En saco roto (textos de ficción)
Encuentros

A veces se daba cuenta de que apenas recordaba lo que acababa de leer, pero seguía leyendo y dibujando cada día como si ausentarse de esa disciplina pudiera traerle algún mal.
Javier de Frutos
18 jun 2022 06:00

Vivía al lado de la playa, en un apartamento del extremo norte de Cambreu desde el que se veía el Mediterráneo. Durante los meses de otoño e invierno era tal vez la única inquilina de la zona. Cada uno de esos días sin apenas turistas, caminaba a primera hora hasta el centro del pueblo para comprar el pan y algo de fruta. A veces se detenía en el supermercado y hacía una compra para varios días. Si se encontraba con algún vecino con ganas de conversación, se paraba y era capaz de mantener una charla sobre si los días estaban siendo más fríos que el año anterior o sobre las obras del paseo marítimo, que no terminaban nunca. Dedicaba la tarde a leer y a dibujar en un cuaderno. A veces se daba cuenta de que apenas recordaba lo que acababa de leer, pero seguía leyendo y dibujando cada día como si ausentarse de esa disciplina pudiera traerle algún mal.

Una tarde de marzo del año 2019, un desconocido llamó a su puerta. Le extrañó. Nadie se tomaba la molestia de ir hasta los apartamentos del norte. Abrió la puerta y saludó a su interlocutor. Al otro lado del umbral, un hombre joven le pidió disculpas por la intromisión y le explicó que estaba trabajando en un libro sobre los años 70. “Es imposible explicarlos sin sus palabras”, dijo. La frase sonaba ensayada, pero fue suficiente para iniciar una conversación. Ella, por alguna razón que no fue capaz de discernir, se sintió cómoda y, contrariamente a su costumbre, contó su historia. O al menos lo intentó. Habló de su infancia en la sierra, de las travesuras siniestras de sus hermanos, de la grisura de los años universitarios en Madrid, de su compromiso político, de su decepción, de las tardes de reuniones interminables, de su primer marido, del segundo. Explicó también algunos detalles que, por algún motivo, le parecieron significativos: su gusto por las cafeteras italianas, el disgusto que le ocasionaban las alfombras, la sensación de ahogo una tarde de verano en la que no supo por qué estaba tan ocupada en un asunto que no le interesaba lo más mínimo. La charla se prolongó hasta que empezó a oscurecer. “¿Ha pensado alguna vez en contar su vida?”, preguntó casi a modo de despedida el joven. “Alguna vez”, contestó ella. Y añadió: “Siempre lo he descartado porque quizá averiguaría lo que prefiero no saber”.

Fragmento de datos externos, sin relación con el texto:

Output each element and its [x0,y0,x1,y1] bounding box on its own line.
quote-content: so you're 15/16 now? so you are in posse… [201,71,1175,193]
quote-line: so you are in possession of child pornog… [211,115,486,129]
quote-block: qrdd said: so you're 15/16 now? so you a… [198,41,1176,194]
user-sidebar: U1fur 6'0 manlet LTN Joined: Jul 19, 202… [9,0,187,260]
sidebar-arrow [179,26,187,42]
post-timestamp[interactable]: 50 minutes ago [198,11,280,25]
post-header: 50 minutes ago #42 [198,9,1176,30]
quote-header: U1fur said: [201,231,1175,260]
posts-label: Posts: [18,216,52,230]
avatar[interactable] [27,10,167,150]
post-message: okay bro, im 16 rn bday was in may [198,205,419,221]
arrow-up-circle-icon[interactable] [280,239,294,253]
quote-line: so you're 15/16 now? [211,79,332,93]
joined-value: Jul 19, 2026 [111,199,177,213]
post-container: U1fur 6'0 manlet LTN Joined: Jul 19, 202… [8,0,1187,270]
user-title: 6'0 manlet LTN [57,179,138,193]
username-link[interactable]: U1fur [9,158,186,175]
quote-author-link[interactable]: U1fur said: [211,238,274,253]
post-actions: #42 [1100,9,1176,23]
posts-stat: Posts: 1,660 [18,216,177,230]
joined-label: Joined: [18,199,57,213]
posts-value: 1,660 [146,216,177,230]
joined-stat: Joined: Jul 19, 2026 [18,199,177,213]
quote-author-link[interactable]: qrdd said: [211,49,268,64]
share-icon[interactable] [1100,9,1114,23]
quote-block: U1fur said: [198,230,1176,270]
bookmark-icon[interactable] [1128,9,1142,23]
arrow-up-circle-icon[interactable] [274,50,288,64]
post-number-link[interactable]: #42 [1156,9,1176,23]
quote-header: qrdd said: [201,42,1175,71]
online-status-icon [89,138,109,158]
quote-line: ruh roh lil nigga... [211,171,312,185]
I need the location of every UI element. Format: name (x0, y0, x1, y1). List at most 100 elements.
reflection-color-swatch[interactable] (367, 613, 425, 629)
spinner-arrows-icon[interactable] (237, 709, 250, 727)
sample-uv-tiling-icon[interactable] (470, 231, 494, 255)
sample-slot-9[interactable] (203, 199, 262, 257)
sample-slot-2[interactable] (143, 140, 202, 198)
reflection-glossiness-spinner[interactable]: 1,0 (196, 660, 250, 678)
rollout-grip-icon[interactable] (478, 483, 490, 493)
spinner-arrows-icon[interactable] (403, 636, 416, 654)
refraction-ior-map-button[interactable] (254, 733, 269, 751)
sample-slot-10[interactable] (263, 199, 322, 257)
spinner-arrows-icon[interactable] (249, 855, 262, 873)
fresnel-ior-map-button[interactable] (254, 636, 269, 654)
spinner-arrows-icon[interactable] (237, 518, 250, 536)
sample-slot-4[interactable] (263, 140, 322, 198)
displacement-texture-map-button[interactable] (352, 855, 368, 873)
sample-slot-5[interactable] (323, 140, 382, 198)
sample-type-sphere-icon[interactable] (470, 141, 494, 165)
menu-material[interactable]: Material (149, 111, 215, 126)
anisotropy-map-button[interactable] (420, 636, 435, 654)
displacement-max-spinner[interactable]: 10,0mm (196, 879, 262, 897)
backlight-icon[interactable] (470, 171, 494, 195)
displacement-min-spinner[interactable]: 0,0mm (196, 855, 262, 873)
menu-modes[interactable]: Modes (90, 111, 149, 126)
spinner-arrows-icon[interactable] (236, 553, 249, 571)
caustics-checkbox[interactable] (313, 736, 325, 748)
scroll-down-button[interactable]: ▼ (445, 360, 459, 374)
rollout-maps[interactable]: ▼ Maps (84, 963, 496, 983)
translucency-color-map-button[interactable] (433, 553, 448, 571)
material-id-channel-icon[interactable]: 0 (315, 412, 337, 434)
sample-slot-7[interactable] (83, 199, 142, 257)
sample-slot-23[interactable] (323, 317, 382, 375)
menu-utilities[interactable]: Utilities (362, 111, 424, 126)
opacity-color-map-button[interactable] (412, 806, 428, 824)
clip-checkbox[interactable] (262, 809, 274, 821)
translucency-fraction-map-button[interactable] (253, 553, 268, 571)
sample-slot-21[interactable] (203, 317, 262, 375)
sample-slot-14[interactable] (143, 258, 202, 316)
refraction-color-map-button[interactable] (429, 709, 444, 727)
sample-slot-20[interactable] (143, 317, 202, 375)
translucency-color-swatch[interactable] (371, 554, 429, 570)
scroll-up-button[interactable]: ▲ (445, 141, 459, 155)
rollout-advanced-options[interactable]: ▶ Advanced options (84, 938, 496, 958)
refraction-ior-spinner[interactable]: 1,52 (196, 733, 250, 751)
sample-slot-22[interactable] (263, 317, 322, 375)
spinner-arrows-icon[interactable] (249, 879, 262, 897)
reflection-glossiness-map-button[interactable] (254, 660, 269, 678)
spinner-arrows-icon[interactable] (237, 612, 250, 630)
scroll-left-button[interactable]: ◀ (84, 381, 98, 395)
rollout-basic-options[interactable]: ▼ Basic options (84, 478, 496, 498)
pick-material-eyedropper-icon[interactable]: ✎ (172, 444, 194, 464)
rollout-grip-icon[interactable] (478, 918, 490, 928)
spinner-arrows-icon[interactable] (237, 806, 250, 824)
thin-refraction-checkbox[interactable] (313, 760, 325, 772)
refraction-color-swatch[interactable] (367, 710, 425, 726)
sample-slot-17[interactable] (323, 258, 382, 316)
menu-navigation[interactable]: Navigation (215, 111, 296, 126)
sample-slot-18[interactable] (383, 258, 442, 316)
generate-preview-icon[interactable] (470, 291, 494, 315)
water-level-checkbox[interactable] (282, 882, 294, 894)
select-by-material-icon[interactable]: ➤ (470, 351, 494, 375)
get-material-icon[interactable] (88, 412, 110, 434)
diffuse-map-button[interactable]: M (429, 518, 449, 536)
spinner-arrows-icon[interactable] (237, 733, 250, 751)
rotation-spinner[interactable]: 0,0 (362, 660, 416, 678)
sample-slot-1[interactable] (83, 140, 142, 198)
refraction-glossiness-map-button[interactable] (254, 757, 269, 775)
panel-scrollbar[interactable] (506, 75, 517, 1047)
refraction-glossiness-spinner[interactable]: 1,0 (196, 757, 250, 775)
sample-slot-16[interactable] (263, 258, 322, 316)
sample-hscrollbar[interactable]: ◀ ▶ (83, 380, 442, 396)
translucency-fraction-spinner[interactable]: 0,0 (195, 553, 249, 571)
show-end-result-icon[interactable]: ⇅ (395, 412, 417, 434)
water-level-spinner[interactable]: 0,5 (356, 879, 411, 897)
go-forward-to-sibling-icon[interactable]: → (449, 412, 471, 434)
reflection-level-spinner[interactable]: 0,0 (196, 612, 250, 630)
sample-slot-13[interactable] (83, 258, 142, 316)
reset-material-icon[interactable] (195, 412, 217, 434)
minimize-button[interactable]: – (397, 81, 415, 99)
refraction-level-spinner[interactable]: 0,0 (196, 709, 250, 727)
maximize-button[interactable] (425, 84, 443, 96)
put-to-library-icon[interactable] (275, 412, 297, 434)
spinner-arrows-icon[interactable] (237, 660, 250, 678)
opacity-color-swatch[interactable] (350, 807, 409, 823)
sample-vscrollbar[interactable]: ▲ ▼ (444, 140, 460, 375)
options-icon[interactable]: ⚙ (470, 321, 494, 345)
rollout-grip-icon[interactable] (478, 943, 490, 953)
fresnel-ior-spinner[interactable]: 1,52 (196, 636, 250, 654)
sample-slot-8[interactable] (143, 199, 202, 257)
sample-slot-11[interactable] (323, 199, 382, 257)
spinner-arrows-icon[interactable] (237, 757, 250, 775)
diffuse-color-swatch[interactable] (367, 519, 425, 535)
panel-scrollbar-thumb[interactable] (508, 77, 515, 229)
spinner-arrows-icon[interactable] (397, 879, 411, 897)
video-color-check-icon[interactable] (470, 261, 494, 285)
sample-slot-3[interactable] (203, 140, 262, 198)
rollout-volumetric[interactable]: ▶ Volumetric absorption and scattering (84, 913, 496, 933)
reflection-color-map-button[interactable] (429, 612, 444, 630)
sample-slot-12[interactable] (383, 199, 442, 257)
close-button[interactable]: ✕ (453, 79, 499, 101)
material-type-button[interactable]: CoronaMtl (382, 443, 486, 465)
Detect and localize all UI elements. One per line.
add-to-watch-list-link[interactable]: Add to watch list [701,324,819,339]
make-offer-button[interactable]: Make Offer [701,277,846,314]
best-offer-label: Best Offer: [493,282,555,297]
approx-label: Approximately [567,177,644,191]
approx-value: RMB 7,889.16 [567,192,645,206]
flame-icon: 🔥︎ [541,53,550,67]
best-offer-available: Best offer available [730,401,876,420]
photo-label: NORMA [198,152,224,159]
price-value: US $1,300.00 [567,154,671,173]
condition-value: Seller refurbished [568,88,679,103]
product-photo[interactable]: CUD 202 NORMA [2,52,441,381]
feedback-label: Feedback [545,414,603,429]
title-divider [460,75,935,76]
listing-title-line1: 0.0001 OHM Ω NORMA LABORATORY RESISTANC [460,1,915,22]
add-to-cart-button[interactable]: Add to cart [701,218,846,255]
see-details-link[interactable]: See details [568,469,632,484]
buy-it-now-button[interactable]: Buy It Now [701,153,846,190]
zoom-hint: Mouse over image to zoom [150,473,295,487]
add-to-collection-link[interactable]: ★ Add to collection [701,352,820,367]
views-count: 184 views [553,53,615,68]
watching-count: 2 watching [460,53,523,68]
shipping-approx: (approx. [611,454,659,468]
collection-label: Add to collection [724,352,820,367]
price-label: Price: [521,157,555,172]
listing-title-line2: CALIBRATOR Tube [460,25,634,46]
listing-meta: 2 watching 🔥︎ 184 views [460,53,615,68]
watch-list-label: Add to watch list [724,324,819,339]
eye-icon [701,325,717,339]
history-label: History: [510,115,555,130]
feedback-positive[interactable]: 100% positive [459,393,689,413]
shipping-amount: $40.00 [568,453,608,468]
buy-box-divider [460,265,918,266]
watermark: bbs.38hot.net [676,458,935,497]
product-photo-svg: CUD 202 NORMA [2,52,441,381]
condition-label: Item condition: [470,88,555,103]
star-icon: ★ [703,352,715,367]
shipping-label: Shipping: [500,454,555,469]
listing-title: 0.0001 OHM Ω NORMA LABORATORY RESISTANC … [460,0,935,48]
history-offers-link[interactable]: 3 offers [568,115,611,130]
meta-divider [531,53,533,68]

Pasaron los meses e incluso el verano, con sus temperaturas extremas y los veraneantes que inundaban cada centímetro de Cambreu. En septiembre, cuando los apartamentos volvían a quedarse vacíos, recibió un sobre con un libro. Lo leyó. Eran trescientas páginas con historias y anécdotas de los años 70, aliñadas con interpretaciones discutibles y alguna revelación menor. Lo que ella había contado aparecía difuminado entre otras voces. No se reconoció. Prefirió que fuera así.

Ya había olvidado el encuentro de marzo y el libro de septiembre cuando una tarde de la última semana del año llamaron de nuevo a su puerta. Supo de inmediato quién era. Abrió la puerta y le hizo pasar al salón. Comentaron algún recuerdo de su encuentro anterior y apenas dijeron nada sobre el libro. Al cabo de unos minutos, un silencio apacible se instaló entre los dos. Entonces, como si de nuevo pronunciara una frase ensayada, el joven dijo: “¿Has pensado alguna vez en contar tu vida?”. Ella agradeció el tuteo, sonrió y empezó a hablar con la mirada perdida. Habló de la habitación vacía de la casa de la sierra, de las amigas de la infancia cuyos nombres no recordaba, de todo lo que no dijo en sus años universitarios. Y, de pronto, como si ella misma se enmendara, dijo: “Esto que te cuento es… lo que sobra. Agradable de escuchar e incluso sabroso, pero lo que sobra, al fin y al cabo. Si de verdad te contara mi vida, tendría que empezar a explicarte que no me reconozco en la historia que he vivido. Que en algún momento equivoqué mi camino. Que ni siquiera tuve ocasión de decepcionarme. Tendría que hablarte de los dibujos de ese cuaderno. De las imágenes que intento recuperar. Tendría que explicarte que no hubo ninguna habitación vacía en la casa de la sierra. Tal vez entonces, en algún momento que no logro imaginar, podría contarte la historia de mi vida. Creo que ni yo misma la conozco”.